A lot of my homebrewing recipes are based on me just wanting to see what would happen if I play-acted as a witch and chucked a bunch of ingredients into a cauldron. As a quick example, one of my favorite beers I’ve ever made was when I found a big bunch of wood sorrel growing in my home garden, so I threw it in my most solid medium-bodied grist bill and stuck it in a keg. What I ended up with was a thoroughly refreshing accidental sour that closed out last year’s summer.

Before I started in production, I thought there’d be no room for that kind of experimentation. I figured everyone is making IPAs because IPAs are what’s selling. I thought it wasn’t possible to branch out because the brewery wouldn’t survive the financial hit that comes from producing a batch of experimental beer that no one buys. In my mind, it was the equivalent of a kid being stuck inside all summer with a math tutor while he watches his friends chasing each other around a playground. The homebrewers are the ones on the playground, in case that analogy got clunky.

But one of the things that attracted me to Kinnegar was that it seemed like the team is out on the playground with the rest of the homebrewers. The core range is what keeps the brewery financially afloat, but there are two separate experimental lines, Brewers at Play (BAP) and Tap Room Only (TRO), where we get to throw stuff at the wall and see what sticks. There are also seasonal lines that aren’t necessarily always the same beer. The seasonals are the safest, though never straightforward. The BAPs beers don’t follow any marketing logic and are more about what the staff is thinking about at the time. The TROs are exclusives, and are supposed to be intriguing beers that convince people to get themselves to far-flung Donegal.

For example, the Winterland release for this season is an imperial coconut stout, which is only really weird in that it’s an imperial stout that doesn’t pour and drink like motor oil.
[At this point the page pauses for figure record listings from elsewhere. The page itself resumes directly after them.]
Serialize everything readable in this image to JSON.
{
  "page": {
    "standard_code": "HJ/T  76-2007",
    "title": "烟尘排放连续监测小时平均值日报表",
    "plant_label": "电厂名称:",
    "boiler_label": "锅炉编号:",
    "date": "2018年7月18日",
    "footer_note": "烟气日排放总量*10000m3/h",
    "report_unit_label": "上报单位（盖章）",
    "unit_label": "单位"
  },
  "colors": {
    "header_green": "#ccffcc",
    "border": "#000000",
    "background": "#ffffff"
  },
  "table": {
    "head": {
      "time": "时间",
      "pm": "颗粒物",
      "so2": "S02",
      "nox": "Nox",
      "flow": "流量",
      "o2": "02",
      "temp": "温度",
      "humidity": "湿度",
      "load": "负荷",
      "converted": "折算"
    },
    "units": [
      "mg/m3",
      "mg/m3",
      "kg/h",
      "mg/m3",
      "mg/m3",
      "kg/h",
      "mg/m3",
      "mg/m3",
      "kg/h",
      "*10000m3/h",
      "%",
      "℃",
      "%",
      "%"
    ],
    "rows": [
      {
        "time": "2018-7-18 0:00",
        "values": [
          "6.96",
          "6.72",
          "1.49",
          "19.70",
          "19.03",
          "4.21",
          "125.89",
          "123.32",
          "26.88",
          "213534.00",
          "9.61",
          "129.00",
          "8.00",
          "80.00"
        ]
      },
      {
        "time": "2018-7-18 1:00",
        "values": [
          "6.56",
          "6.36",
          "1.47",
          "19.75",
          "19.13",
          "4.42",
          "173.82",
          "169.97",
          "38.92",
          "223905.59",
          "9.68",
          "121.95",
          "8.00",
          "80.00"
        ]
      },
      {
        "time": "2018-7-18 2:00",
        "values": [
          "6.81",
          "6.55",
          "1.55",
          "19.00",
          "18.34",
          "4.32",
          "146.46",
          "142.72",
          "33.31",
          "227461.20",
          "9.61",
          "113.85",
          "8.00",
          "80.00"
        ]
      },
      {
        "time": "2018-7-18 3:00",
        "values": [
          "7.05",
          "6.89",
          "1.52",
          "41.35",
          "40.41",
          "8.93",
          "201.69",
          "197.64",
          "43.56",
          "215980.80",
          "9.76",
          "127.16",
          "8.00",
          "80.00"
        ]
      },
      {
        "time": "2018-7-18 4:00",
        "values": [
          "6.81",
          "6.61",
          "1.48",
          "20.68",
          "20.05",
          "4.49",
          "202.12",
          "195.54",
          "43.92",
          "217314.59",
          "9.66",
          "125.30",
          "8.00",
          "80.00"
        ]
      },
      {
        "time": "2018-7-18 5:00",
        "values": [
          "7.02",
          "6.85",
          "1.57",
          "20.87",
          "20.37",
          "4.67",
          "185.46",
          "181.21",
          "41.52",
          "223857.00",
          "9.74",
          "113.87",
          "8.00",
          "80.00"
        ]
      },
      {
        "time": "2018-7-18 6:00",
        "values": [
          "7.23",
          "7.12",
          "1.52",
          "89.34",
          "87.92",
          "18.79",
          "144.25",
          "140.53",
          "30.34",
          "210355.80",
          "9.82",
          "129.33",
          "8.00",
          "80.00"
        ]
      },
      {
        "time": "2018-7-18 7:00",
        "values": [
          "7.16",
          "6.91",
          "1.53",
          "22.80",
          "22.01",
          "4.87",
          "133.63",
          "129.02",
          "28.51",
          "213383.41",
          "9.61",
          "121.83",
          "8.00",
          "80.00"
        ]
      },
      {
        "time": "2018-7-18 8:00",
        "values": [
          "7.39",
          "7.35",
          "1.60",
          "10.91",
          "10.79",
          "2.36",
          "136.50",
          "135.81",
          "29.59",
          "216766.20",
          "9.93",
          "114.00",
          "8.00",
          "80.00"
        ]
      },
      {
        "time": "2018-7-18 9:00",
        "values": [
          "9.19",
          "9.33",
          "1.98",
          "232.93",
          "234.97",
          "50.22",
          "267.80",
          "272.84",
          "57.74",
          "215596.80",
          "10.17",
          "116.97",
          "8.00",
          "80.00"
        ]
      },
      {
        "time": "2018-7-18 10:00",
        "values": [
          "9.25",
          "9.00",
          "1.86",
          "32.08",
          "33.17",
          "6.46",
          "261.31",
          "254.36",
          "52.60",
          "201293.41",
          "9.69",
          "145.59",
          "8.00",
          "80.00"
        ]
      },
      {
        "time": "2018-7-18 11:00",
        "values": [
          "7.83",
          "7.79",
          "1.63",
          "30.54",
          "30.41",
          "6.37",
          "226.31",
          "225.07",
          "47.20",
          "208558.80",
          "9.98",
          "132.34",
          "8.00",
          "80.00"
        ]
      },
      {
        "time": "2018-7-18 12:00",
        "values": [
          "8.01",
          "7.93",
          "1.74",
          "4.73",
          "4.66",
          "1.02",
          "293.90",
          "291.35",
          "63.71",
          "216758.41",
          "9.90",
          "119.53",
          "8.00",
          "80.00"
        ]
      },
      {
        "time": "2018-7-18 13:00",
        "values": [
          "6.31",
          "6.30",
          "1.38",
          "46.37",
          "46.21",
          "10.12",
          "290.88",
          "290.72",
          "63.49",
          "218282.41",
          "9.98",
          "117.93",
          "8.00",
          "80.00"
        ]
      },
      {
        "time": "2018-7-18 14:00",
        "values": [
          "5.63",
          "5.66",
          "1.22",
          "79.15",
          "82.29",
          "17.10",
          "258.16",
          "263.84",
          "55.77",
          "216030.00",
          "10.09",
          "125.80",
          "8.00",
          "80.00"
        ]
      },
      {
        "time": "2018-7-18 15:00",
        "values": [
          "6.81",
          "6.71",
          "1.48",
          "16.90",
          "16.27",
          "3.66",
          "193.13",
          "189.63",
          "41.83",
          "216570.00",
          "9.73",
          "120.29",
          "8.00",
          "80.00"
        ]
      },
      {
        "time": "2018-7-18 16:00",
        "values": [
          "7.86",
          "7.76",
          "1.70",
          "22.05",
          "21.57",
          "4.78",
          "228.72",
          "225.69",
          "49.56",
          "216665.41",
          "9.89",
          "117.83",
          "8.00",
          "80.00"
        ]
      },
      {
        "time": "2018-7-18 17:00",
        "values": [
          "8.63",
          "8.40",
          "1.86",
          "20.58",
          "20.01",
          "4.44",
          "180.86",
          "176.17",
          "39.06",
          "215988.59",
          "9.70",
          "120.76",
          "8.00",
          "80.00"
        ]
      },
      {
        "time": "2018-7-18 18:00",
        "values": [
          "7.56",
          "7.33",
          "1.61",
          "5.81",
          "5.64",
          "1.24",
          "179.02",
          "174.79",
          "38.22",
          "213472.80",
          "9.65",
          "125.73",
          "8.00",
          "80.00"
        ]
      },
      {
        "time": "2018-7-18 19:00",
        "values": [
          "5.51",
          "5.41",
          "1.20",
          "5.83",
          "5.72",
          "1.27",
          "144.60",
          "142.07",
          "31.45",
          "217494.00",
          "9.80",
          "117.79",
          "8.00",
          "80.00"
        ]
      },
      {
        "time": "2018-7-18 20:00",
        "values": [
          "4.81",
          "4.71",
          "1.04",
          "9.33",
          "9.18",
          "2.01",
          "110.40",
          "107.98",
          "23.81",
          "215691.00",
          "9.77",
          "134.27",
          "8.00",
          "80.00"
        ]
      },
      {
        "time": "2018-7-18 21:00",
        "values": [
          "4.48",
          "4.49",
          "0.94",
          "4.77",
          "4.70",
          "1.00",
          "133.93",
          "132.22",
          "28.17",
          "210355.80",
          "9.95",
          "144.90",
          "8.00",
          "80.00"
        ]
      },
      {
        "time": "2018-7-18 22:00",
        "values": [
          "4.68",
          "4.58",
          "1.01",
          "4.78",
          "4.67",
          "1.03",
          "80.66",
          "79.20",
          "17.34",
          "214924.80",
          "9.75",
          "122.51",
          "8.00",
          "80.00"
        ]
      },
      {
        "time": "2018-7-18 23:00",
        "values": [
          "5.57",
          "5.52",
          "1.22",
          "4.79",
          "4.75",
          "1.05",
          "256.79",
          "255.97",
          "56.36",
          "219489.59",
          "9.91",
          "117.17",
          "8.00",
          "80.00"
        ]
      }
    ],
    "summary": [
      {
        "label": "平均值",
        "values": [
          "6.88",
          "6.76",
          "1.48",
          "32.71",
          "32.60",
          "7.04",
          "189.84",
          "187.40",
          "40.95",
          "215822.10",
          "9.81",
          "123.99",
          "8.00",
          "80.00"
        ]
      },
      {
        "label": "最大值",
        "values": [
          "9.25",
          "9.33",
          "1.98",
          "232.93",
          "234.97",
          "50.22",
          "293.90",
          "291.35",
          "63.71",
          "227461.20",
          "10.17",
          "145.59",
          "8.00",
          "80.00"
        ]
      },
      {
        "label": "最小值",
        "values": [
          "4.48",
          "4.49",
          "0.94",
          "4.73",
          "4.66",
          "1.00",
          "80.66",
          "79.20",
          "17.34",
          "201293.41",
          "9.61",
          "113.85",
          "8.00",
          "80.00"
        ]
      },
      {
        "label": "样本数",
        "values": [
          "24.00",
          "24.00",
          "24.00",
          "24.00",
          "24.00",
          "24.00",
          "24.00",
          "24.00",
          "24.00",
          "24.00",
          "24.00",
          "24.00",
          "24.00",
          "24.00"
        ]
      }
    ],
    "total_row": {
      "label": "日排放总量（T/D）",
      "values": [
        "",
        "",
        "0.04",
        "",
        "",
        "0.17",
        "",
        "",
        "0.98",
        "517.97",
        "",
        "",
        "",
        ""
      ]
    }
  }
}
The Brewers at Play series is on its 28th iteration with a barleywine and the beer before it, number 27, is a black lager. Both are underserved styles, in my opinion. The TRO series is younger, only on its second release, but both are homebrew-esque beers that work extraordinarily well. TRO-1 is a smoked pineapple sour and tastes exactly like it sounds. TRO-2 is a coffee kelp stout that I would have made myself if I wasn’t separated from my homebrewing equipment by an ocean. I should also clarify that Cool Material is paying me for this article, not Kinnegar. I just genuinely like the BAP and TRO beers.

To me, the seasonal and experimental lines are a reassurance that good breweries never lose that sense of homebrewing fun. We all got into this because we wanted to put our own stamp on a millenia long tradition or because we wanted to get our friends drunk for cheaper. Sure, there’s a lot more cleaning involved (and it has an added level of urgency). But running a production brewery doesn’t mean you have to give all that up, you just have to be more responsible about how and when you have that fun.